'The Louise Michel' by Banksy (after), 2020
Based on the artist's Mediterranean rescue ship The Louis Michel by Post Modern Vandal.
Sold out blue deckled variant.
13 x 17 Inches
Screen print on museum quality 308gsm Hahnemühle fine art paper.
Limited Edition of 85 (RARE Printer's Proof #PP)
Special hand-stamped artist signature in gold.
Hand-embossed and hand-numbered by Post Modern Vandal.
Also includes Certificate of Authenticity with Unique QR Verification System decal.
ABOUT THE ART
In perhaps his most ambitious activist gesture yet, the anonymous British street artist funds a rescue boat to save refugees stranded on the Mediterranean Sea.
This year alone, more than 19,500 migrants have successfully fled war-torn Libya, embarking on a risky voyage across the Mediterranean Sea on cramped lifeboats to reach European entry points in Italy and Malta. Unfortunately, not every migrant makes it—according to the International Organization for Migration, Libyan authorities have intercepted more than 7,600 escapees, who then face persecution and human rights violations at detention camps upon their return. The coronavirus has only made matters worse, causing a 149 percent uptick in migrant arrivals on Italian shores.
Sea Watch, a German NGO that patrols the Mediterranean to rescue migrants, often embarks on search-and-rescue missions. Aiding its recent migration efforts is a bright pink motor yacht commissioned by Banksy, who has long championed social causes beyond his politically tinged street murals. The anonymous British artist first announced his intention to purchase a migrant rescue boat this past fall, and ended up acquiring a former French Navy vessel, named Louise Michel after the French feminist anarchist, using proceeds from recent sales of artworks about the migrant crisis.

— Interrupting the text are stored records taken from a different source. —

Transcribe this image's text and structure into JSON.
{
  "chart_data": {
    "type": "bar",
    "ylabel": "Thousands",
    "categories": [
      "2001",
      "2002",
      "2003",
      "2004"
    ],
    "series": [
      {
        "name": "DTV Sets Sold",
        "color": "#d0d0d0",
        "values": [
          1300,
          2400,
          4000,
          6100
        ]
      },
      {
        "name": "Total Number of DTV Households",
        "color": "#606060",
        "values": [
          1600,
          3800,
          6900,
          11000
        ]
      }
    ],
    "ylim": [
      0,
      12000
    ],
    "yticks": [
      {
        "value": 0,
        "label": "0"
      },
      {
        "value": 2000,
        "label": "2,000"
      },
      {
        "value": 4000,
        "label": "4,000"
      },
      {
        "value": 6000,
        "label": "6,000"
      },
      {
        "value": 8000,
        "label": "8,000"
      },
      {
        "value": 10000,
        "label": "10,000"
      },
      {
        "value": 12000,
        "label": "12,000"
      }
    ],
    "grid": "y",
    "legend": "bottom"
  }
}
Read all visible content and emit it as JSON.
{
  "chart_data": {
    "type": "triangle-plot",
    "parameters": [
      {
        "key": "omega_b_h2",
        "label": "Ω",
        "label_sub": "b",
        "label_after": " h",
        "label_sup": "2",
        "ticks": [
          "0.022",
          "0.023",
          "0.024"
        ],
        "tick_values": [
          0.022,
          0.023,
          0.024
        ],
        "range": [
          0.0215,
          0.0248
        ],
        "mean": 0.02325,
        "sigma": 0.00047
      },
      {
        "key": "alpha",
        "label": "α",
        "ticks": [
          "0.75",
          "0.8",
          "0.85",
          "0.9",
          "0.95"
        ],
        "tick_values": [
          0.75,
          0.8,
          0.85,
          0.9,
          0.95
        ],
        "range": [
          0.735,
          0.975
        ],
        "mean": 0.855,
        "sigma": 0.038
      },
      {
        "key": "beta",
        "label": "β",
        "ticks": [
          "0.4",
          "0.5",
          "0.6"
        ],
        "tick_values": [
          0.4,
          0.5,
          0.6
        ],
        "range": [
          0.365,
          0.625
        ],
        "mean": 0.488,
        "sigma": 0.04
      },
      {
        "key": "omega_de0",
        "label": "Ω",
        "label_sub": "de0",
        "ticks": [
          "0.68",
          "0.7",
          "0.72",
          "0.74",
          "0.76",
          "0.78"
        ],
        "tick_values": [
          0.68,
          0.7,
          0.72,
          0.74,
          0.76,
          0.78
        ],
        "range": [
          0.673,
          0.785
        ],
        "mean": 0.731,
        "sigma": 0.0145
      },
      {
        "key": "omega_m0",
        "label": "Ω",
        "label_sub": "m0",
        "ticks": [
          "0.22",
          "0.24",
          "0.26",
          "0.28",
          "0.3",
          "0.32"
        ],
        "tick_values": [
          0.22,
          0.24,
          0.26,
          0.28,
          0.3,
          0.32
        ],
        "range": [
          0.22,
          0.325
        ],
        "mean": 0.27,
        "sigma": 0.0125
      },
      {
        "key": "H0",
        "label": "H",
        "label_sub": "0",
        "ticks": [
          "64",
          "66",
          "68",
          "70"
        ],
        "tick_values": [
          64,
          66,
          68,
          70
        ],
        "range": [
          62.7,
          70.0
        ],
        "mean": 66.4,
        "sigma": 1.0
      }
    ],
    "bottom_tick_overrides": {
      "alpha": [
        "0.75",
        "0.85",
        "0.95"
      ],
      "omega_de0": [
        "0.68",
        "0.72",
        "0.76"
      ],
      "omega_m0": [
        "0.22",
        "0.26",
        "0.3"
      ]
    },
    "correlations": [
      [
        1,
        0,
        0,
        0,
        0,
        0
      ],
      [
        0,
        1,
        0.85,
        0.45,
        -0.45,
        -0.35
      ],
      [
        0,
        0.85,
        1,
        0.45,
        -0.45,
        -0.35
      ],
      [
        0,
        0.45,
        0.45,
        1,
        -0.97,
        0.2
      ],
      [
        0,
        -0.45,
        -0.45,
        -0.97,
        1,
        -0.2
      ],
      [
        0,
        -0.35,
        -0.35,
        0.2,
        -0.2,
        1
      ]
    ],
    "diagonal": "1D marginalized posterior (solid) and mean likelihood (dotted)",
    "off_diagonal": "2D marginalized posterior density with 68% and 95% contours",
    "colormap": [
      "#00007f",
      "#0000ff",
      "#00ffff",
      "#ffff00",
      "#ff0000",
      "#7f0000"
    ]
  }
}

After learning that Italian authorities impounded a ship helmed by Pia Klemp, a German biologist and Sea Watch captain who recently made headlines after an online petition protested her potential 20-year prison sentence for rescuing more than 1,000 migrants from the Mediterranean, Banksy offered to replace it.
According to The Guardian, Klemp initially thought Banksy’s offer was a joke. “I’ve read about your story in the papers. You sound like a badass,” he wrote in an email. “I am an artist from the UK and I’ve made some work about the migrant crisis. Obviously I can’t keep the money. Could you use it to buy a new boat or something?” Klemp then assembled a team of ten anti-fascist, anti-racist activists to spearhead the Louise Michel, which discreetly set sail from the Spanish seaport of Burriana on August 18 to rescue 89 distressed migrants stranded on a rubber dinghy in the middle of the Mediterranean. Banksy’s involvement in the mission has been limited to providing financial support.